Ya hace muchos años, cuando era el tiempo donde el
danzón y la música en vivo predominaban en las pistas de baile de salón;
existía un tugurio no de tan baja categoría, pero si era de una cierta clase de
arrabal donde solo unos tantos parroquianos lo solían visitar, el
establecimiento en cuestión era conocido como “la Mina”. Era administrado por
siete hermanos, y al ser tantos los que decidían sobre el destino de los
dineros que entraban al bar había un descontrol total de lo que sucedía dentro
de la Mina.
Todos unos personajes eros hermanos, la memoria del
popular no recuerda los nombres, sólo los apodos por los cuales los conocían.
El mayor era el Doc, diminutivo de Doctor, nunca termino la carrera, pero dicen
que ejercía sin licencia. Tontín, bueno este no era muy listo que digamos, solo
era el que hacia el aseo en la Mina. Dormilón, el más holgazán de los hermanos,
los estudios le pasaron de noche. Gruñón, siempre de mal carácter, era el único
que medio administraba la Mina, pero nadie le hacía caso. Estornudo, con un
cuadro de alergias crónico, Doc nunca lo pudo curar. Feliz, este tipo, no le
hagan mucho caso, siempre se andaba riendo de todo, pero su aparente felicidad
era efecto de lo que Doc le inyectaba. Y Tímido, dicen que no le hablaba a las
mujeres, que siempre se escondía de ellas, la realidad es que les tenía
envidia. Al final todos eran conocidos como los “Enanos”, por gozar de poca
longitud de pierna.
Un buen día llegó una mujer de tez tan clara como la
leche sin pasterizar y de larga y obscura cabellera que solamente era tocada
por unas finas peinetas que ya hace muchos agostos vieron pasaron su lustre y
resplandor. Blanca Estefanía Carmina Nieves Treviño González era el nombre de
la interfecta; mejor conocida como Blanca Nieves y entre los cuates “La
Blanca”. Mujer de conocida reputación entre los andares del mercado de las
pasiones, de recio carácter y dócil ante un buen pago por sus servicios. Blanca
había perdido su rumbo en el “Bosque”, otra cantina del lugar, pero ya la dueña
del “Castillo” la había corrido por disque quererle arrancar el corazón a un
cliente.
Al principio hicieron una buena amistad y el negocio
iba para arriba, tuvieron un tiempo donde todo era baile y licor en la Mina;
cuentan que la Blanca aparte de atender a la clientela regular, también se daba
el tiempo de darse sus amadas con los Enanos, según ella que si eran de pierna
corta, pero que calzaban grande el asunto.

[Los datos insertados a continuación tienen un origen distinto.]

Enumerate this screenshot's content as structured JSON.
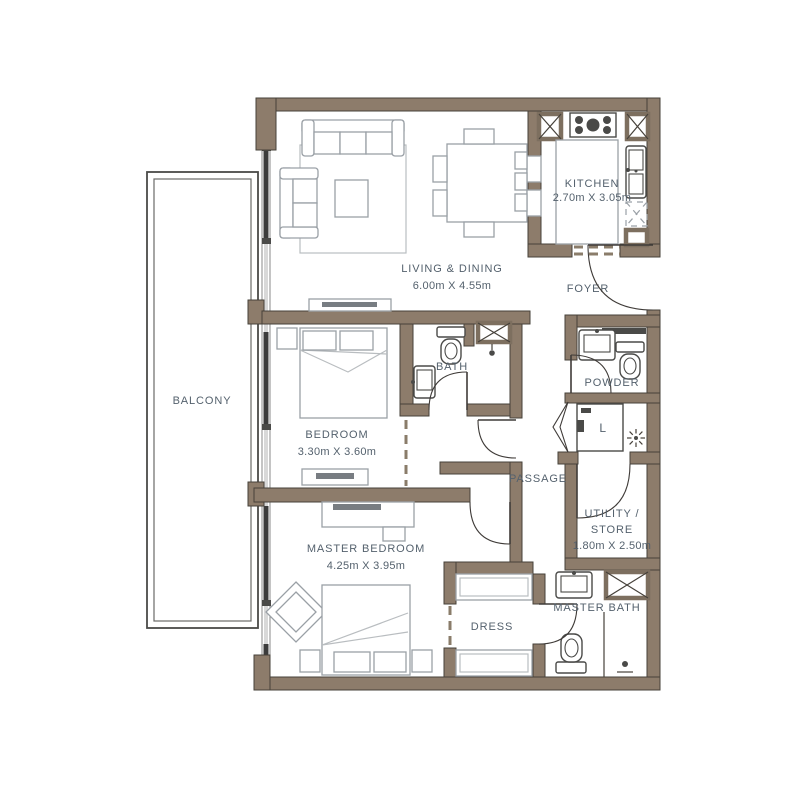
{
  "plan": {
    "colors": {
      "wall": "#8d7c6b",
      "outline": "#46413a",
      "furniture_line": "#9aa0a6",
      "label_text": "#54616d",
      "glazing": "#3c3c3c"
    },
    "rooms": {
      "balcony": {
        "label": "BALCONY"
      },
      "living_dining": {
        "label": "LIVING & DINING",
        "dims": "6.00m X 4.55m"
      },
      "kitchen": {
        "label": "KITCHEN",
        "dims": "2.70m X 3.05m"
      },
      "foyer": {
        "label": "FOYER"
      },
      "bath": {
        "label": "BATH"
      },
      "powder": {
        "label": "POWDER"
      },
      "passage": {
        "label": "PASSAGE"
      },
      "bedroom": {
        "label": "BEDROOM",
        "dims": "3.30m X 3.60m"
      },
      "utility": {
        "label_1": "UTILITY /",
        "label_2": "STORE",
        "dims": "1.80m X 2.50m"
      },
      "master_bedroom": {
        "label": "MASTER BEDROOM",
        "dims": "4.25m X 3.95m"
      },
      "dress": {
        "label": "DRESS"
      },
      "master_bath": {
        "label": "MASTER BATH"
      },
      "laundry_closet": {
        "label": "L"
      }
    }
  }
}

Hasta que un mal día la Blanca se atraganto con un
pedazo de manzana que ya estaba medio podrida. A consecuencia de la falta de
oxigeno, entro en un estado letárgico, como si estuviera dormida. Los Enanos no
sabían qué hacer, Doc no era el médico que pensaba y tras varios fallidos
intentos de resucitarla, termino por ceder en su intento.
Unos días después que
llega “El leñador”, y dirían que él es de otro cuento; efectivamente pero la
Muchacha de la Caperuza Roja lo dejo por el Lobo, dizque por ser mas “feroz” y
además cuentan que el “Leñador” ya no tenía filo su hacha; todavía no existían
las pastillitas azules, ni modo. Sabiendo poseer de una gran experiencia, vio
el cuerpo de La Blanca acostado en su cama, se le acerco y beso su rostro. Y
con serenidad espelúznate dijo toda la verdad del asunto: “Esta ya murió, que
no ven que hasta verde y apesta gacho de a madre.” “Ya ni la
tingan, llámenle al forense y dejen ya de inyectarse de esas cosas que les da
el Doc”. “Mendigos Enanos viciosos.”
No todas las historias tienen un final feliz.